天魔苏醒之卷(第18/54页)
凶手用的,乃是兰陵萧氏的拂梅手。
兰陵萧氏不是一个寻常姓氏。这一族源出齐梁皇族,隋炀帝之后萧氏就出自这一族,而当今名臣尚书左仆射萧瑀就是萧后之弟,也是这一族中人。不过令天子最为忌惮的却是这一族中的萧铣一支。隋末,萧铣自称梁王,拥兵四十万,是大唐最大的劲敌之一。武德四年,高祖李渊遣李孝恭与李靖进击,结果李靖献奇计一月攻破梁都江陵,萧铣开城投降。只是李渊忌惮萧铣,仍然将他斩杀。萧铣临死前,发誓与李唐不同戴天。萧氏后人大多习文,习武者就只剩萧铣这一支了,所以当拂梅手出现,一定使得天子大为吃惊。正是为此,李将军是决不会放过明崇俨的。假如要让明崇俨不至于被卷入这事中,唯一的办法就是抢在李将军之前破了这件案子。可是这话说说简单,要做到实在谈何容易,自己真能做到么?

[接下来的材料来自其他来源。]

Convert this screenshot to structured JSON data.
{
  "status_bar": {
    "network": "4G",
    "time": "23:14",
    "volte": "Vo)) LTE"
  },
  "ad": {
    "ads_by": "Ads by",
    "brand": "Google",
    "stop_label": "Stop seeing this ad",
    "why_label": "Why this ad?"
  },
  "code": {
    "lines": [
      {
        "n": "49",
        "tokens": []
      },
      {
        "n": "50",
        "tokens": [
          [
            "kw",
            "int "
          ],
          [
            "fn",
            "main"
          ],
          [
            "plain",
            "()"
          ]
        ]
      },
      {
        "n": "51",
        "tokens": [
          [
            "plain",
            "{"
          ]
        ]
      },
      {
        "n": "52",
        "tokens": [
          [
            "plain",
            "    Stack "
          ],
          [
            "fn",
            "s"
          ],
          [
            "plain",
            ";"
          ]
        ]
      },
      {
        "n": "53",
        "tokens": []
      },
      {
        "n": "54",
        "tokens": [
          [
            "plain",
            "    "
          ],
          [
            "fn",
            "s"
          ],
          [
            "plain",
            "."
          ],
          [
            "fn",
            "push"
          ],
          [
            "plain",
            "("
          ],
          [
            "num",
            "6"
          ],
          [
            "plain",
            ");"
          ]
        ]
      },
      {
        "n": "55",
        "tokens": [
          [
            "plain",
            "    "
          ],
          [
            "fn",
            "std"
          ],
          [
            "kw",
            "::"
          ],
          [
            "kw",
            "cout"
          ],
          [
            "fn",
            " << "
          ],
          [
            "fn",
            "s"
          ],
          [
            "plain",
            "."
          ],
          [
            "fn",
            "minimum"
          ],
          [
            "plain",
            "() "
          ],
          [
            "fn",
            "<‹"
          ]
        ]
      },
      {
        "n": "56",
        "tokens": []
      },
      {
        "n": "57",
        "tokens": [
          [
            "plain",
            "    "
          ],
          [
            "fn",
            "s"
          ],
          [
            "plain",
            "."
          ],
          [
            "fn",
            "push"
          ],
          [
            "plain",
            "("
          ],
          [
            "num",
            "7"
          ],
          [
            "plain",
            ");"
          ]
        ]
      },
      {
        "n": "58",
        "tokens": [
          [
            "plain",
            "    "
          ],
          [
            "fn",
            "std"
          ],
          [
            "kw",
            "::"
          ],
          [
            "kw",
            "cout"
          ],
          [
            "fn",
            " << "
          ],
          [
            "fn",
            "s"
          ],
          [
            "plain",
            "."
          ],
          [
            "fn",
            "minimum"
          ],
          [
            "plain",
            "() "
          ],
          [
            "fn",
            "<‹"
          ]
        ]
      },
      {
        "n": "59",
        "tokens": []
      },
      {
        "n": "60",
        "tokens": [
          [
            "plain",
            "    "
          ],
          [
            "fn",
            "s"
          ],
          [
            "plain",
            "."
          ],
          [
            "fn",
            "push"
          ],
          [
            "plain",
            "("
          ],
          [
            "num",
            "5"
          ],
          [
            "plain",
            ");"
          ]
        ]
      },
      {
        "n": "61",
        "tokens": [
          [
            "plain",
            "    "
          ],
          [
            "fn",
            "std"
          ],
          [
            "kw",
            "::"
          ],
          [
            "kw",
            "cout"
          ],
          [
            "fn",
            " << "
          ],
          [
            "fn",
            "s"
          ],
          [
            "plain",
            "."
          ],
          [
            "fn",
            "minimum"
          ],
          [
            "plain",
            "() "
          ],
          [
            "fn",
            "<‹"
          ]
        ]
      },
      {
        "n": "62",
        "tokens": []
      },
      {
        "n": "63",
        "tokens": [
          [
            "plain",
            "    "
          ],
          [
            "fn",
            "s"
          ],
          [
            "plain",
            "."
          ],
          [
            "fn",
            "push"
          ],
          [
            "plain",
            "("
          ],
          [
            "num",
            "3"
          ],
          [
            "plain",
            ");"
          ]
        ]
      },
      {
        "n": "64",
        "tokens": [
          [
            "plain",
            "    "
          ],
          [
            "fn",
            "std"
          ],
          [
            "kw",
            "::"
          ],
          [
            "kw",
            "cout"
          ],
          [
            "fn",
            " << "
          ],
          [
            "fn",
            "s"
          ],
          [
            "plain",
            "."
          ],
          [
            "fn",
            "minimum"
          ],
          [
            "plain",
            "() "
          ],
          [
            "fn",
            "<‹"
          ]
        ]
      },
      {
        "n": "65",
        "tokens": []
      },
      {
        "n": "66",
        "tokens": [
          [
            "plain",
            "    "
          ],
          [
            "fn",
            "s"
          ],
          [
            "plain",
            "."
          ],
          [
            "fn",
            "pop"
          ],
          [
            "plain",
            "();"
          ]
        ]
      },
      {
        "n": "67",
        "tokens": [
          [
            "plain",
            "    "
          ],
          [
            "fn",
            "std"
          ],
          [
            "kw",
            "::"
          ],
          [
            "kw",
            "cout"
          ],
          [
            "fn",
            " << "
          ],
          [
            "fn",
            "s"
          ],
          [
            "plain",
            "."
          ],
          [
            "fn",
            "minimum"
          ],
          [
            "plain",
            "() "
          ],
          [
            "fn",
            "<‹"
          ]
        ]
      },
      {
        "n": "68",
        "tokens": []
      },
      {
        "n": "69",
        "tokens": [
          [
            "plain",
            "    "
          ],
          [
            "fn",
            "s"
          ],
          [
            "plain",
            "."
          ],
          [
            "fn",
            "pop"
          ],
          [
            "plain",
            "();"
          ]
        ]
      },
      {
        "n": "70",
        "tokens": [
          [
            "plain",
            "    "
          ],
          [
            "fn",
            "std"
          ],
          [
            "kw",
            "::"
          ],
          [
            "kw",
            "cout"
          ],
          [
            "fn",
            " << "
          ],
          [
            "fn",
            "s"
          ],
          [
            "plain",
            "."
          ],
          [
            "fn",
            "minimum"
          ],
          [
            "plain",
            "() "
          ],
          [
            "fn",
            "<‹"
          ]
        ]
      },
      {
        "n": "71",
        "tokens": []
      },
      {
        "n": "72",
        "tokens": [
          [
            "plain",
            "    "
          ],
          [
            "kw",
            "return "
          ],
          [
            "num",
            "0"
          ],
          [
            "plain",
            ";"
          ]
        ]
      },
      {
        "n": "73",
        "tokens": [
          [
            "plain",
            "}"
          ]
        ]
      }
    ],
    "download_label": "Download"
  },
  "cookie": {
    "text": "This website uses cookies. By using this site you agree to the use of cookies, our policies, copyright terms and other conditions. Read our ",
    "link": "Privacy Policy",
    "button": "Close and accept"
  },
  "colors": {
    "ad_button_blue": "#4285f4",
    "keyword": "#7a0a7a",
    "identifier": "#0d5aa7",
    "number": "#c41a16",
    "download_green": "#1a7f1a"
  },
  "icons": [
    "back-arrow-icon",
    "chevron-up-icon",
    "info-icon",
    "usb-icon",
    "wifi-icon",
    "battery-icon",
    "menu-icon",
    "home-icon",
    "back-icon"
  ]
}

沈天卫见裴行俭仍是不言不语,只道自己说错了话,干笑了两声道:“李将军神通广大,属下实在不该多嘴。裴街使,我们是不是先回去?”
裴行俭忽地抬起头,道:“等等,我再看看。”
他大踏步走到那具死尸跟前,道:“把他的衣服解开吧。”
沈天卫呆了呆,道:“解开他的衣服?裴街使,这尸身上还有什么异样么?”尸身已经僵直,要脱衣服很不容易,所以只是解开了衣带看了看身上有无伤痕。听裴行俭说要把死尸身上的衣服解开,他自是吃惊。
裴行俭已经拉开了衣带,把尸体上的外套解下来,道:“不是。”他将那外套展开了,这衣服是一件做工相当考究的缎子长袍,因为曾放在雪水里,上面沾着些泥污,此时却已干了。裴行俭轻轻一抖,“啪”一声,袍子上那些干了的泥屑居然纷纷掉落,一件衣服又变得相当清洁。沈天卫见此情景吃了一惊,叫道:“这是什么料子?”
“此人身上的衣料可不同寻常,就算长安城里能穿这种衣服的人也不是很多。假如我们拿到几家大的绸缎行里去问问,应该能问出些端倪来。”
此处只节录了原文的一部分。